Having just gone through one of these "respect others" training sessions (in a group, not via video), I'd like to make the observation that even for those of us who consider ourselves respectful, there are still things one can learn at these events. In our case, one of the facilitator's questions was about how uncomfortable each of us would feel hearing a sexual joke vs. hearing a racial joke by having us stand in various locations depending on our comfort level. The difference was striking: nearly everyone landed on the "uncomfortable" zone for racial jokes, but there was a wide range for sexual jokes. The message to me was that while a pretty strong "bright line" has emerged, at least within this institution, regarding things that MIGHT be interpreted as racist, things are much fuzzier with things that MIGHT be regarded as sexist. I had not realized, until seeing this in action at this event, just how wide the variation in responses is. And the point the facilitator made was that you therefore have to be very careful assuming that your own assessment of how sexist a statement or joke is will be shared by those hearing it, even if you think you know them well (this group was all co-workers from my department.)

That, at least for me, was something of value that I took from that training.

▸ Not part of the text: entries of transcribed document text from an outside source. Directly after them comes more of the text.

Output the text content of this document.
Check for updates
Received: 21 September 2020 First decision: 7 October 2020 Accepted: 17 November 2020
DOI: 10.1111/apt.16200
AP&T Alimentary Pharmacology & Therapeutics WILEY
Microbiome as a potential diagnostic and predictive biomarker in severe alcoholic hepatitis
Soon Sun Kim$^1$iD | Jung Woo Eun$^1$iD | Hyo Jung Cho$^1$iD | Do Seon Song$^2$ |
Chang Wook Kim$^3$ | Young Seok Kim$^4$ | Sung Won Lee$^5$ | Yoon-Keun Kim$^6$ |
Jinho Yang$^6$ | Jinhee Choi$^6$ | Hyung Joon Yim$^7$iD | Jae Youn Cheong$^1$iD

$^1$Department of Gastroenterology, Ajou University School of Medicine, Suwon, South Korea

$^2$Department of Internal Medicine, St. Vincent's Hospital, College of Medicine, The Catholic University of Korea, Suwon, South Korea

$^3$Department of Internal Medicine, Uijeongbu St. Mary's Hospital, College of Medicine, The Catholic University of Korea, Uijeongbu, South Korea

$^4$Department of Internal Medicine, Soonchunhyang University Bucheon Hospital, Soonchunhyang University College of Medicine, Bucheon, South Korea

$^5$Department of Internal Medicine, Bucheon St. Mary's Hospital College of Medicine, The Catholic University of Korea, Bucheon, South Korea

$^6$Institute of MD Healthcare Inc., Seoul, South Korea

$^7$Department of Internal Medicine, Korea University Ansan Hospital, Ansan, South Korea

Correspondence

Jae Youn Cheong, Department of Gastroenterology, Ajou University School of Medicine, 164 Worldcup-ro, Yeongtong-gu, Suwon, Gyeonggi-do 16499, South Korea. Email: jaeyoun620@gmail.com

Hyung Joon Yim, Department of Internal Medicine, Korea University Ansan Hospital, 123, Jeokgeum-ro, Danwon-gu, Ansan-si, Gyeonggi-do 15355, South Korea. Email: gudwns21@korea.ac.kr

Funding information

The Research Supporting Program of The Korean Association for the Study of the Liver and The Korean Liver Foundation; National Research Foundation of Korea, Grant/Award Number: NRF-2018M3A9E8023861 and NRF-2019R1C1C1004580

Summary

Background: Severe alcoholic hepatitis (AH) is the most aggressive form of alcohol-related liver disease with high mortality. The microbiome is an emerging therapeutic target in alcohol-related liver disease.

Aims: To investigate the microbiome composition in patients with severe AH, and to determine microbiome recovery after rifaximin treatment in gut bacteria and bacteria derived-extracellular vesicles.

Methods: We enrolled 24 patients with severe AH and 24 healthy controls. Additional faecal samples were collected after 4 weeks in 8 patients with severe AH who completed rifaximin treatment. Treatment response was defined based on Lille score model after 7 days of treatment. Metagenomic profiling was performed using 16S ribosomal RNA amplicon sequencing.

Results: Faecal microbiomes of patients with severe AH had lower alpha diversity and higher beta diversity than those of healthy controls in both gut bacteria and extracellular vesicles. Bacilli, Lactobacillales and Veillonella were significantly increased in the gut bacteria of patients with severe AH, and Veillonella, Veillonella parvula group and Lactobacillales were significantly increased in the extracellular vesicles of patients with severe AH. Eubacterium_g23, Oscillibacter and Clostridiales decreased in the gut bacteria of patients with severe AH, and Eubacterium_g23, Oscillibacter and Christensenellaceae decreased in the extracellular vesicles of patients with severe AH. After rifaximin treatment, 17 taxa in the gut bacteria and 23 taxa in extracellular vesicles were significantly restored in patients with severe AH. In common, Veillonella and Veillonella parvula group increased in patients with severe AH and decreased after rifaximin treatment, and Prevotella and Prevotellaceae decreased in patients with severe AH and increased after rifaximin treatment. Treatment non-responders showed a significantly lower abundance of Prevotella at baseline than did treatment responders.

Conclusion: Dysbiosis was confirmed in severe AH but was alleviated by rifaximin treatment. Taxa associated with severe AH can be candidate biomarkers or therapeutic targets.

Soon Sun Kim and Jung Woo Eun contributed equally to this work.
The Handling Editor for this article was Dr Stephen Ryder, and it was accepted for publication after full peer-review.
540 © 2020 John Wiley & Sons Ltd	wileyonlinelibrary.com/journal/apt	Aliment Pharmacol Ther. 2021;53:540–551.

So my point is that, when done well, I think that such training can be more than just a lot of bureaucratic CYA that doesn't really matter practically.
 
Anon 8:45 --

I'm a (very) minor elected official these days, and we don't have to do a lick of ethics testing or training. You're elected, so it's not like they can fire you.

My position does have ethics materials and trainings AVAILABLE, and I've taken advantage of them, but if you're elected and actually have any power to commit these unethical actions the state is so concerned about ... no required training. But adjunct professors? Yeah, at $1500/class they might be SELLING STATE CONTRACTS TO RELATIVES WHO DONATED TO THEIR, um ... xerox fund?
 
I think those courses are a waste of time. But, I would absolutely require everyone (especially someone who teaches young people!) to watch the darn things. Why? Because I can say, "Look, you knew better. Out the door with you." There's none of that messy, "but I didn't know I couldn't..."

Lawyers caused all of this. Go complain to a lawyer.
 
My colleague (in Illinois) was just subject to an investigation that led him to resign. He passed the "test" every year and yet knew and admitted that he had trouble in real life with boundaries. He once told me a joke, the punchline of which was "Your wife has a smelly cunt" and then asked if he had crossed the line. Turns out-- he had a file running back 10 years with numerous complaints throughout. Yes, he had tenure. And the Old Boy network kept excusing him on the basis of "He knows not what he does." The online test is a legal gesture at best. But then that's what the State needs at the end of the day. Accountability is a different matter.